Security assurance has several variations and definitions in the literature but generally refers to the ability of an organization to protect information and system resources with respect to vulnerability, confidentiality, integrity, and authentication. Security assurance is one broad category of security intelligence that security practitioners and managers are keenly interested in measuring and quantifying. Vulnerability is a weakness in the security system that might be exploited to cause loss or harm and an attack is when a person or another system exploits vulnerability (Pfleeger & Pfleeger, 2006). This chapter presents an autocorrelation methodology to evaluate security assurance processes, technologies, applications, and practices through a novel security metric. Security metrics are tools that support decision making (NIST, SP800-100, 2006).
The ability to extract actionable information automatically through security metrics is crucial to the success of any security infrastructure. Information security metrics in general should be defined, developed, analyzed, maintained, and reported within a broader information security program with a stated mission and clear and concise goals. Within such a framework, security metrics can be linked back to specific program goals which can be leveraged for managerial decision making.
Data drives intelligence across all industries and data is generated from events. Events happen all around us as messages (or “events”) that flow across networks in support of commercial, government, and military operations. Event driven is defined as follows:
Event driven means simply that whatever tools and applications are used to automate business and enterprise management processes, those tools and applications rely on receiving events to monitor the progress of a process and issuing events to initiate its next stages. This is becoming universal for all business processing. (Luckham, 2002, pp. 29)

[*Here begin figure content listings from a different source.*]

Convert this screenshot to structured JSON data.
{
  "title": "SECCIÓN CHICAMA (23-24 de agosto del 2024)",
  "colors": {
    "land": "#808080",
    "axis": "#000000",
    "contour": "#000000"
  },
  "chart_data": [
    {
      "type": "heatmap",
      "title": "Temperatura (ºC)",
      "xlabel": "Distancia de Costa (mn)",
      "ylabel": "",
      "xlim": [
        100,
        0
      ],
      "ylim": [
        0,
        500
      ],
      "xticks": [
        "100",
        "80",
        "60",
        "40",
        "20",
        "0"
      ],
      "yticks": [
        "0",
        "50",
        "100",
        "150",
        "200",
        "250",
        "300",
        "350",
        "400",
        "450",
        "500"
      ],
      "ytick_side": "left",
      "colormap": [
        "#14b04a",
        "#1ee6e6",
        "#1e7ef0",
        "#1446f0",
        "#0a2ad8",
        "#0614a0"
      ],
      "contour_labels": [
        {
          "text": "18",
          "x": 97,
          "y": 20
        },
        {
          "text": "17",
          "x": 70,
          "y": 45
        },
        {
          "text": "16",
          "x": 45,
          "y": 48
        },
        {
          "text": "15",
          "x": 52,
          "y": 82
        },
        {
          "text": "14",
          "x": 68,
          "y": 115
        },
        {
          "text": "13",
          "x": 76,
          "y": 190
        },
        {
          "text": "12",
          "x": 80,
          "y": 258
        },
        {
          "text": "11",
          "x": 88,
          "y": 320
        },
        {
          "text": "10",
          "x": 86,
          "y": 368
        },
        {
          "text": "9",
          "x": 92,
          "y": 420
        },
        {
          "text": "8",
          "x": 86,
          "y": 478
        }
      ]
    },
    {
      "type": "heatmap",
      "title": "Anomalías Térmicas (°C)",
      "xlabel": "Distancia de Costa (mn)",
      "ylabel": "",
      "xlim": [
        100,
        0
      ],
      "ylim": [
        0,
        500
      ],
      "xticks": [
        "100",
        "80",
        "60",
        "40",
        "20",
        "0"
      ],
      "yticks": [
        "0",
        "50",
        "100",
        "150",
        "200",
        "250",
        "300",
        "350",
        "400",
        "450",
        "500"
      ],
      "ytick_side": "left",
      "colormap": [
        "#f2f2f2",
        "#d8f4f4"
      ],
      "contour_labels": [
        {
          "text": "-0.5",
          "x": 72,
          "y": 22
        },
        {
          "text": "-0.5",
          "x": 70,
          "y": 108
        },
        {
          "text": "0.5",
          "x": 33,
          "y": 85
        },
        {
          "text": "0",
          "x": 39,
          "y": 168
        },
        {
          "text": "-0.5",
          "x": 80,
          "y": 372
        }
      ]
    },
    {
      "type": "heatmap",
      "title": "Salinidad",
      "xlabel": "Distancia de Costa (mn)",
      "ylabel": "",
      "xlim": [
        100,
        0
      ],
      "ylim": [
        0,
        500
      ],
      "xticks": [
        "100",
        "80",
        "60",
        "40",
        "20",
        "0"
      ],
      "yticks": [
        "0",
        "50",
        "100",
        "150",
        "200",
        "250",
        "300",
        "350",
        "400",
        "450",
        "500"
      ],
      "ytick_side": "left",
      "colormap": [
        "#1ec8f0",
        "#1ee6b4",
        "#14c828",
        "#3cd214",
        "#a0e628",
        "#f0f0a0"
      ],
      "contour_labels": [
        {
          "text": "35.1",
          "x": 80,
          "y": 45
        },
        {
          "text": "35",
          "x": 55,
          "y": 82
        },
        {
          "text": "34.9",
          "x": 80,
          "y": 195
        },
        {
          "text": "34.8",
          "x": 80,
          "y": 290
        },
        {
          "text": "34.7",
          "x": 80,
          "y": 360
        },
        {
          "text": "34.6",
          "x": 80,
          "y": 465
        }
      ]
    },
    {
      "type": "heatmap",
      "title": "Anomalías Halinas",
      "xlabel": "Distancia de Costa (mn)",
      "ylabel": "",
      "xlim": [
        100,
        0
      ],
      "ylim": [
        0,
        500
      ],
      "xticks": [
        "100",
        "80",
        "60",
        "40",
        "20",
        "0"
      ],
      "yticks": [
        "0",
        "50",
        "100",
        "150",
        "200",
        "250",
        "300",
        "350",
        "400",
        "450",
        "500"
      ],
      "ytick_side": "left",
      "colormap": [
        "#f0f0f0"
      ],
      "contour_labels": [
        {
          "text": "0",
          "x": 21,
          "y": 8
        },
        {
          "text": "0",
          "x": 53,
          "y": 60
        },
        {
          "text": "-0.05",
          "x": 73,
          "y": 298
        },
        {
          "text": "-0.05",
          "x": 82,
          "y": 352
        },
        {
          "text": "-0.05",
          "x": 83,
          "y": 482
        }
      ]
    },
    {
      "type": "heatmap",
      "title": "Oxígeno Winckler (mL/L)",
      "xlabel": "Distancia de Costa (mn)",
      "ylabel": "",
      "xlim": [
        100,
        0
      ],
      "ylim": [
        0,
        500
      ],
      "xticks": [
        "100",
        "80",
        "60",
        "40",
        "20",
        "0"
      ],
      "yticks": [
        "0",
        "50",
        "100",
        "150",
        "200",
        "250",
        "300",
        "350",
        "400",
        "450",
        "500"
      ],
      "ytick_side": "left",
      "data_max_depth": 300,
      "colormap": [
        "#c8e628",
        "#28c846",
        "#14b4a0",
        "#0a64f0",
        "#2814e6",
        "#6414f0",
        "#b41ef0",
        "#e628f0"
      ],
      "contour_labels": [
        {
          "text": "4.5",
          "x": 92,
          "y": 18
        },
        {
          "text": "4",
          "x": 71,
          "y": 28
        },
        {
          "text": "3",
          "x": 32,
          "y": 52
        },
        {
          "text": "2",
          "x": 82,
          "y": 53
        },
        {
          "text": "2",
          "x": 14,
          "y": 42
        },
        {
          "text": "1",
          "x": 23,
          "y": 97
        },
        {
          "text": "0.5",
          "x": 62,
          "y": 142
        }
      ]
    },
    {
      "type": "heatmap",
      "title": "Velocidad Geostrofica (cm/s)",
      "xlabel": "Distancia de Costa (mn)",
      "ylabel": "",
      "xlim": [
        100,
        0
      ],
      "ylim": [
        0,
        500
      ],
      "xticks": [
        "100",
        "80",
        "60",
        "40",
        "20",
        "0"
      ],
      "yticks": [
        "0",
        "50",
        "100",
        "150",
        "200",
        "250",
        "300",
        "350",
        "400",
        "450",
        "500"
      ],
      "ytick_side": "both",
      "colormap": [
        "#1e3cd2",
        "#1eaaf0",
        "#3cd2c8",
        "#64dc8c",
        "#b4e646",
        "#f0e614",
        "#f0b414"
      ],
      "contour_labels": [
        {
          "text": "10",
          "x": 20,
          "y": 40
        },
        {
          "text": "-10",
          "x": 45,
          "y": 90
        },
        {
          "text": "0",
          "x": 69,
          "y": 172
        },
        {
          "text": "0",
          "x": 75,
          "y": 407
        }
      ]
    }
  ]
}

Processing security information is no exception as information security has become an essential business function (NIST, SP800-80, 2006). Within the context of security, the SANS Institute defines an event as “an observable occurrence in a system or network” (see glossary at: http://www.sans.org/resources/glossary.php). It follows that a security event is a single or collection of “observable occurrence(s) in a system or network” that violate the security policy of an organization. Two related concepts are event aggregation and security event management. Event aggregation is defined by Luckham (2002, pp. 17) as “recognizing or detecting a significant group of lower-level events from among all the enterprise event traffic, and creating a single event that summarizes in its data their significance”. Security event management software is “software that imports security event information from multiple data sources, normalizes the data, and correlates events among the data sources” (NIST, 2006, C-3).
For our purposes, we will define a security incident as a specific type of security event; one that has been identified and classified by the organization as of sufficient priority to require the response of security personnel and whose time to resolve will be measured and tracked. The terms security event and incident are often used interchangeably; the distinction becomes important in the Metrics Development and Implementation Approach section which describes how to develop and implement the metric used in the autocorrelation methodology within a security event management framework.